Peace from the People: Identity Salience and the Northern Irish Peace Process
Despite its many fits and starts the Good Friday peace process seems to have what many of its contemporaries lack, a broad base support from people on both sides of the divide. I argue that this broad base of support stems from specific events and policies that impacted the everyday lives of the general population. These policies have widened the role choices available to both Protestants and Catholics in Northern Ireland, allowing them greater atitude in daily action and self-identification. This greater latitude in selfidentification leads to changes in behaviors and attitudes towards out-groups. I believe that it is this combination that creates the conditions of popular support for a long and difficult peace process seeking to resolve deep-rooted social conflicts. And I believe that a better understanding of which events and policies are effective and which are not can help guide both policy makers and concerned citizens in other troubled parts of the world.
My analysis shows which policies were perceived as the most significant by the general population, how these policies significantly changed the environment leading to opportunities for identity-widening and how behaviors and attitudes have changed as a result.
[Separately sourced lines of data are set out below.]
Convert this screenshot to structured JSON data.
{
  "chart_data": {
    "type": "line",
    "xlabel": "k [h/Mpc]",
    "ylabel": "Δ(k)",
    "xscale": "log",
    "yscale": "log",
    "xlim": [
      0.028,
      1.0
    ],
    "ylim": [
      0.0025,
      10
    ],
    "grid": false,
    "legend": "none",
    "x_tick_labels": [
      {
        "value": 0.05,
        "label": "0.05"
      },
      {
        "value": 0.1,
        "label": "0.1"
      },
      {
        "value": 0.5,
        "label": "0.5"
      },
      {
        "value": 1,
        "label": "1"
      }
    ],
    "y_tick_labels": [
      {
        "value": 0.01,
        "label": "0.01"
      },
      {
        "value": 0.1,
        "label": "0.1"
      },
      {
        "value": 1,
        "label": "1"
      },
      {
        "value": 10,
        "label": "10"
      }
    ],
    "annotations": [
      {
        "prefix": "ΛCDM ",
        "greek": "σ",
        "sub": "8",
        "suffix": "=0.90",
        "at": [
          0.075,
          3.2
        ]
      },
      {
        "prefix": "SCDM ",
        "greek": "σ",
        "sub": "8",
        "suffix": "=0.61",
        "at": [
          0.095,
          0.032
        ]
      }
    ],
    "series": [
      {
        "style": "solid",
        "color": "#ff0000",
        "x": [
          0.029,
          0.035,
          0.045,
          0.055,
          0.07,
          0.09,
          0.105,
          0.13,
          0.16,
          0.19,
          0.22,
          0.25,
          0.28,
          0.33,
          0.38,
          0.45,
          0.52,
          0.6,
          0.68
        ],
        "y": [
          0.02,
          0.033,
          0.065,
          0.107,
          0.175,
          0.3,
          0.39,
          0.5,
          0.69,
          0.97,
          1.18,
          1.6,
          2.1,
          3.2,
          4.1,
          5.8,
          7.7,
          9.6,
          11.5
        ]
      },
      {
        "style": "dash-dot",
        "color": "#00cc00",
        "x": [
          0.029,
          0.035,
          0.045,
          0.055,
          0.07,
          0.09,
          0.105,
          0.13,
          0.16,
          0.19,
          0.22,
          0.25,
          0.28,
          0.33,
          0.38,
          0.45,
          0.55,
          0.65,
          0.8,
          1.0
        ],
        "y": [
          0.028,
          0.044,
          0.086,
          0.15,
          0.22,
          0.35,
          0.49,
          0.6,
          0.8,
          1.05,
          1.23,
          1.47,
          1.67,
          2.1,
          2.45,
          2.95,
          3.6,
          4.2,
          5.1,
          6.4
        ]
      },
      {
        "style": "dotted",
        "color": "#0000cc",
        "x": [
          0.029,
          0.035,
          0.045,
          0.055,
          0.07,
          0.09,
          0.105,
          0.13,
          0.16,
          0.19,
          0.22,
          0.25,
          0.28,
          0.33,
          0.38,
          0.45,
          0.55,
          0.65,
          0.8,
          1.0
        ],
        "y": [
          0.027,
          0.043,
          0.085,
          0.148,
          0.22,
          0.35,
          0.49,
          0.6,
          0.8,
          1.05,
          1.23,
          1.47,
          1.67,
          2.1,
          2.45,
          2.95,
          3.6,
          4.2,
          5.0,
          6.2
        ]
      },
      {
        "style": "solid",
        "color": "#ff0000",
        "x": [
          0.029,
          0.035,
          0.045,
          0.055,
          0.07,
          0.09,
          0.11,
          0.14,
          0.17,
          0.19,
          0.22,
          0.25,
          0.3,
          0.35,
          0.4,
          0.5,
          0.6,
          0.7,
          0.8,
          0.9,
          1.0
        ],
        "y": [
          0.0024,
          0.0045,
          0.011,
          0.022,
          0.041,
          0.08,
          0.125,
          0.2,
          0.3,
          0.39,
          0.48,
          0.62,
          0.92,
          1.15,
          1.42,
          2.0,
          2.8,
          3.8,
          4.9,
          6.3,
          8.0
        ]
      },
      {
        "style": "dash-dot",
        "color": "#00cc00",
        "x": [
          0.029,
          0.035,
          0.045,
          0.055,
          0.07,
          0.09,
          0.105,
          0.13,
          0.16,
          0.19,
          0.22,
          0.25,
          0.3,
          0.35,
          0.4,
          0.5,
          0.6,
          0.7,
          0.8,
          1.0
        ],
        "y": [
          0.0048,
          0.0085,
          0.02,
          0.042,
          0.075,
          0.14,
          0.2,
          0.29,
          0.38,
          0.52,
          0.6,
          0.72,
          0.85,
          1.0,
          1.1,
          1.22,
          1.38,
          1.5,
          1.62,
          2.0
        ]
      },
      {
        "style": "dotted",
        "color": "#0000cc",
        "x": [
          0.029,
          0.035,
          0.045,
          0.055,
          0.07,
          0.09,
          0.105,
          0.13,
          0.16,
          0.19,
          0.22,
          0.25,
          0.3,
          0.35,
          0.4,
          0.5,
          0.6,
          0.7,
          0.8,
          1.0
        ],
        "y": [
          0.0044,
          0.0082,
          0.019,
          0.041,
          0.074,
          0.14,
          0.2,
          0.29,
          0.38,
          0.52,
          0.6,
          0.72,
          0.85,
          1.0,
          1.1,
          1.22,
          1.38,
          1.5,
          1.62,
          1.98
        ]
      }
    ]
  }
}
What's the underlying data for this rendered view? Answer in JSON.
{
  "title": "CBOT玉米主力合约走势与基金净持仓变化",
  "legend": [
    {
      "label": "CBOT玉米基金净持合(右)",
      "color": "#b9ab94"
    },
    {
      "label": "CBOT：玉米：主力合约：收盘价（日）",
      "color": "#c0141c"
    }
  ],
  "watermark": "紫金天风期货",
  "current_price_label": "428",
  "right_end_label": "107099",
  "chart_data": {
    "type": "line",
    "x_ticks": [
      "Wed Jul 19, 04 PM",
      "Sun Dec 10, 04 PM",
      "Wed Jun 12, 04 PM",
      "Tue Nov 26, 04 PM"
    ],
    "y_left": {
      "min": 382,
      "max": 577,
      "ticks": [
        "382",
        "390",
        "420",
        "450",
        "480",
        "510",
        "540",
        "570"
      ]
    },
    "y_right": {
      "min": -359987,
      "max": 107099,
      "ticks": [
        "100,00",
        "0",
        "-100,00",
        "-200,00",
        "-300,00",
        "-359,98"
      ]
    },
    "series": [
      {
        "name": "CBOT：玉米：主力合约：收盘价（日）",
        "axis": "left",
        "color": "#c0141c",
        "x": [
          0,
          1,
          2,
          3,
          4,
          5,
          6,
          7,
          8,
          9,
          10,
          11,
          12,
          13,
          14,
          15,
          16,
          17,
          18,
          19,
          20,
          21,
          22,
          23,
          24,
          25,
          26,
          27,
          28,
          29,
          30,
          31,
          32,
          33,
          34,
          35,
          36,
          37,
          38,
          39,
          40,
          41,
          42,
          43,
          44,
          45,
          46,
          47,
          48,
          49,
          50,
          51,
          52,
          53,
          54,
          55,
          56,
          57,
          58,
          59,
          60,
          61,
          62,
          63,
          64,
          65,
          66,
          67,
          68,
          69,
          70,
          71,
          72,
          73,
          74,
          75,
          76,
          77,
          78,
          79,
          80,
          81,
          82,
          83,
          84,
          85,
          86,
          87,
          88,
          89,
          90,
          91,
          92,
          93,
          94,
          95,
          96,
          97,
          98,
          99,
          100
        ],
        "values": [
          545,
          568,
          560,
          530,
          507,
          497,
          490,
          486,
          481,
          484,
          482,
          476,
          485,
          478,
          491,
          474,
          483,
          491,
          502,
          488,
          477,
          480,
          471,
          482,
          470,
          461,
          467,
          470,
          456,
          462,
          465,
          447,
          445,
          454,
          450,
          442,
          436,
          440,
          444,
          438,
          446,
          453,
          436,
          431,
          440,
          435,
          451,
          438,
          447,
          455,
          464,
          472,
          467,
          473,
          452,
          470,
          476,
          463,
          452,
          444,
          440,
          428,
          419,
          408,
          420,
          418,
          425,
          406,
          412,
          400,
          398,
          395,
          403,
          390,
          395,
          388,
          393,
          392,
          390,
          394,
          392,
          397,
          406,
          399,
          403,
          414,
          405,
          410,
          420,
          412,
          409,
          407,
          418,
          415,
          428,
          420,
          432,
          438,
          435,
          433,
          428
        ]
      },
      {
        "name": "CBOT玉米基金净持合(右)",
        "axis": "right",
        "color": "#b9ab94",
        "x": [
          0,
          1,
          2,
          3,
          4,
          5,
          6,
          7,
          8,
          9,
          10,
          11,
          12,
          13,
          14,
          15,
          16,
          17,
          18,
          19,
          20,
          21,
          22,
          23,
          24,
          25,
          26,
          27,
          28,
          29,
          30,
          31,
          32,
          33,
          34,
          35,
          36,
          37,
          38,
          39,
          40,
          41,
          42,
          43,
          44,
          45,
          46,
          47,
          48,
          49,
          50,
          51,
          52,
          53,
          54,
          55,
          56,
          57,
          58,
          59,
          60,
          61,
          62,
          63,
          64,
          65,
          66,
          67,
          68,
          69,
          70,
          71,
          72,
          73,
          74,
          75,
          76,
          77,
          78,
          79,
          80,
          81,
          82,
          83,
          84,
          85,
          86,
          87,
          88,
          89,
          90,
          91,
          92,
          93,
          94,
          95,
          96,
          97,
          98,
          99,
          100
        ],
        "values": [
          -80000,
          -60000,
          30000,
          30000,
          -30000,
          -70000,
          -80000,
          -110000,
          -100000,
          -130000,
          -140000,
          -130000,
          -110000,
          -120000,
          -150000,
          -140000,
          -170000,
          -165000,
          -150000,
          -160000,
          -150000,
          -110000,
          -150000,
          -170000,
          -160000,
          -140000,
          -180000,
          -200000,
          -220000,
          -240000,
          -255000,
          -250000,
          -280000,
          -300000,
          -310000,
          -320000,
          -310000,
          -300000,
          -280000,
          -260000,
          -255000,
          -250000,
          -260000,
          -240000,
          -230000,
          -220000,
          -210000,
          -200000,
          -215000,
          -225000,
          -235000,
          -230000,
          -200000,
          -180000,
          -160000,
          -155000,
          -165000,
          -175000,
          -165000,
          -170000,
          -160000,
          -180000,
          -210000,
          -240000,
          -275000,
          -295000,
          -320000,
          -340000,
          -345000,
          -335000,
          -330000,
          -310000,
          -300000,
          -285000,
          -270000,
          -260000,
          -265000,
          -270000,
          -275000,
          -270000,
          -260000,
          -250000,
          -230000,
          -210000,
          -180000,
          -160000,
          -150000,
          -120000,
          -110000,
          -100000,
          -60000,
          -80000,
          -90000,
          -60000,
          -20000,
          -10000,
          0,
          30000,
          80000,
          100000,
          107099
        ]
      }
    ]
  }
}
This work has implications for our understanding of the success or failure of peace processes, our understanding of the nature of identity transformation and the creation of sub-national or supra-national identities and for our understanding of the nature of conflict transformation and peace-building. Data for this study was drawn from a series of grass-roots level interviews, content and discourse analyses of nearly 1,800 newspaper editorials and longitudinal analyses of eleven years of province-wide attitude surveys.